Ahmedabad, Nov 4: Kanu Parmar GETS DOWN AT sARDARNAGAR BUS-STAND AT ABOUT 8 am, heads straight for a hut in the nearby slums, fishes out a crumpled Rs 10 note, and gives it to the man there. The man hands him a glass of country-made liquor. Parmar gulps it down, and then lights a bidi. He is ready for work.A manhole worker with Ahmedabad Municipal Corporation, Kanu's job is to clear blocked sewer lines. He enters the sewers, dives into the grey sullage, and removes the obstruction with his bare hands. ``I have to drink, it dulls my senses; if I don't drink, I will be sick with the stench,'' Kanu says. Kanu (name changed) is only one of the 900-odd manhole workers in the city, many of whom drink liquor to forget the hell inside choked manholes.

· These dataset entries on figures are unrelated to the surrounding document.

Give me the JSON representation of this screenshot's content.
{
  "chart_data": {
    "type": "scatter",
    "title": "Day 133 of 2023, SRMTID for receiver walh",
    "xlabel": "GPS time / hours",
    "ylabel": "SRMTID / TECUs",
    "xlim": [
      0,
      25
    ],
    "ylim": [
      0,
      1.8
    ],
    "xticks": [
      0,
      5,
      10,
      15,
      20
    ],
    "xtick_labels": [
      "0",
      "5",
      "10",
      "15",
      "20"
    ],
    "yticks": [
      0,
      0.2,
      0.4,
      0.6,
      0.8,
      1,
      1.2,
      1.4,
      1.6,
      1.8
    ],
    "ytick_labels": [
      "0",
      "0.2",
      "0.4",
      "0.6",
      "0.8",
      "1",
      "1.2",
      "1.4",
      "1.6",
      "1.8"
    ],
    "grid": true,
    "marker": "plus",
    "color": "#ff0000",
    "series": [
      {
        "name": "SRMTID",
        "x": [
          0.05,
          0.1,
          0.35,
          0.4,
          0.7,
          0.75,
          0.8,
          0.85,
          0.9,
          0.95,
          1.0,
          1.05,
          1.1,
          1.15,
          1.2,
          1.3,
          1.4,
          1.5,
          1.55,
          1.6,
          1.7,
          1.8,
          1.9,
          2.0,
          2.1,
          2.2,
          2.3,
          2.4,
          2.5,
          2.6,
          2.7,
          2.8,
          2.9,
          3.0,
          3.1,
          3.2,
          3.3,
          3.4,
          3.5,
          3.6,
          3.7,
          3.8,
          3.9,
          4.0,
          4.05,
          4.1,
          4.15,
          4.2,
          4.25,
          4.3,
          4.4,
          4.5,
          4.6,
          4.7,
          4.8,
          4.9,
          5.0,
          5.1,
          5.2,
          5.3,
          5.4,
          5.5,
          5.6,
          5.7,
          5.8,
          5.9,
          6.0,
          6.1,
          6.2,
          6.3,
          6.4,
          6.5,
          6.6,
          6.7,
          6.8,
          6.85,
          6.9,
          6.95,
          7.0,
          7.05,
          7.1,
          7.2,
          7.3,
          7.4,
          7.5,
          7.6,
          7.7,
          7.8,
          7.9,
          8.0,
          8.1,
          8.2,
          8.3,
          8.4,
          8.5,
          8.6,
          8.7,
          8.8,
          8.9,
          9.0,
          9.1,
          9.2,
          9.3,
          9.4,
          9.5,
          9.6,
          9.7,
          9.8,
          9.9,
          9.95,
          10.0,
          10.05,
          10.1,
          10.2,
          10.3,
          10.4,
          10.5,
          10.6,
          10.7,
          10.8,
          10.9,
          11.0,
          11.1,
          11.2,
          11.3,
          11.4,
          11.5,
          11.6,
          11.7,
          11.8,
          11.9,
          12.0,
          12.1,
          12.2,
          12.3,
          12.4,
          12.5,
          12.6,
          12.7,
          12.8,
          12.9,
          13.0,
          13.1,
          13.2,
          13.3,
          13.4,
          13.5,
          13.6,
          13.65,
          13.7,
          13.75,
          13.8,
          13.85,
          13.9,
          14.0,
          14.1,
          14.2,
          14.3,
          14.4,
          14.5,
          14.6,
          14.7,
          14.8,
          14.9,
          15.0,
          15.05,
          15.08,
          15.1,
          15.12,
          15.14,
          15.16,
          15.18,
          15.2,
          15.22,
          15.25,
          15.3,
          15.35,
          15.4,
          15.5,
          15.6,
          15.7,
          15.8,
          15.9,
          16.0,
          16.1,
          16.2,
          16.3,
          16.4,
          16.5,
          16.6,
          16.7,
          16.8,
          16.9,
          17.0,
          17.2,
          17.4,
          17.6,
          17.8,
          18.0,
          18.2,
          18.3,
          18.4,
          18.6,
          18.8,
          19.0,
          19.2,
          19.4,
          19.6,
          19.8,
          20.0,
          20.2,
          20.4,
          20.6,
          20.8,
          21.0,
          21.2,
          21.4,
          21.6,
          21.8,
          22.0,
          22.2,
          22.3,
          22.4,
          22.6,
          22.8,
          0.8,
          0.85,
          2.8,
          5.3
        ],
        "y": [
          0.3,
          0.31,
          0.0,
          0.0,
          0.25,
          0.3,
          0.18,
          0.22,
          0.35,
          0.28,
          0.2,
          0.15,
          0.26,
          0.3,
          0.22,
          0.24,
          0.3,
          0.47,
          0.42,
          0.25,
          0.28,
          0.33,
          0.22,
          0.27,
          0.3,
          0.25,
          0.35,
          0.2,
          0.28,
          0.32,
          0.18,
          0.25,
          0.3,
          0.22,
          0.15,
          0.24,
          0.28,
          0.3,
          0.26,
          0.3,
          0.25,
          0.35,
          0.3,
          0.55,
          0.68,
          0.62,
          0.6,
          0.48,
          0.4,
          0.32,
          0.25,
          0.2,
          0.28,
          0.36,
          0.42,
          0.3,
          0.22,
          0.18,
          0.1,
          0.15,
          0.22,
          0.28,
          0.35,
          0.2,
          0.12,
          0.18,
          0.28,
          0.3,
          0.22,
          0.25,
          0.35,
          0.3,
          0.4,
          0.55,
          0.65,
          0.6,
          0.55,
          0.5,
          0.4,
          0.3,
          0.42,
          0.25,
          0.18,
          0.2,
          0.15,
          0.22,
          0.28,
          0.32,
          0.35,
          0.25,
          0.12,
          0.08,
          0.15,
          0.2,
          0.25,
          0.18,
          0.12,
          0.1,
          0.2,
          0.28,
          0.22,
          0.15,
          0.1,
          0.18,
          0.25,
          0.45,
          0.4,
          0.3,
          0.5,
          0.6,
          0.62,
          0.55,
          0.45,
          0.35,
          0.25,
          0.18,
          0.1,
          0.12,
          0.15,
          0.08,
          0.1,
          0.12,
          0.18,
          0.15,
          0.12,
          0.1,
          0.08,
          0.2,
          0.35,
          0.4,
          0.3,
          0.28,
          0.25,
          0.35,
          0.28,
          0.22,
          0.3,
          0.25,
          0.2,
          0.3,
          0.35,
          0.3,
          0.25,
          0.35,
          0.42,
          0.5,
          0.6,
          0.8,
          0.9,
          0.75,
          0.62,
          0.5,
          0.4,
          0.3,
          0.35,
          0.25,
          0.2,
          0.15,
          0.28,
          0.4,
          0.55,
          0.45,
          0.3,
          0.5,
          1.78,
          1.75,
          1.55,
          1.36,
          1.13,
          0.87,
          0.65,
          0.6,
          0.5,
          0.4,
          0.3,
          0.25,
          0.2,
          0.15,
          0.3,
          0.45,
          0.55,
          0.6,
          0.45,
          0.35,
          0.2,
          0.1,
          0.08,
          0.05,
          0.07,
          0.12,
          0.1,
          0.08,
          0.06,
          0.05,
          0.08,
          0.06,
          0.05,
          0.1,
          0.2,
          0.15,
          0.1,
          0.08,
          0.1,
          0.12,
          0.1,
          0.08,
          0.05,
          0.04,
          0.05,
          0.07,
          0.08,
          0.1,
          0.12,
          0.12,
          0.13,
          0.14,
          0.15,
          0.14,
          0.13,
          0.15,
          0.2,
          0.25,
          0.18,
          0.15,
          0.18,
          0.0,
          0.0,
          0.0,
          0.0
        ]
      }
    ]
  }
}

Mahesh Vaghela has been trying to de-clog a manhole with the help of an iron rod, but hasn't succeeded. ``I think I will have to enter it,'' he says. Clad only in shorts, he lowers himself into the manhole and disappears into the frothing sewage. Every morning,Mahesh goes to a liquor den in Naroda, downs a couple of glasses, and then takes a bus to work. ``Otherwise how do you think I went inside this rotting gutter?'' he asks.
The AMC Nokar Mandal, a trade union of municipal employees, has been demanding that workers be given liquor permits to be able to buy good quality liquor. ``It is simple. Just like a soldier fights on the border, a manhole worker goes down a hellish gutter. He can work only if he takes liquor,'' explains mandal secretary Harish Makwana.
H P Mishra of Kamdar Swasthya Suraksha Mandal, which is trying to persuade the workers to give up liquor, says alcoholism has ruined family life for many workers. ``They have got this wrong notion that they cannot do without liquor; their superiors have stuffed it into their heads,'' Mishra says.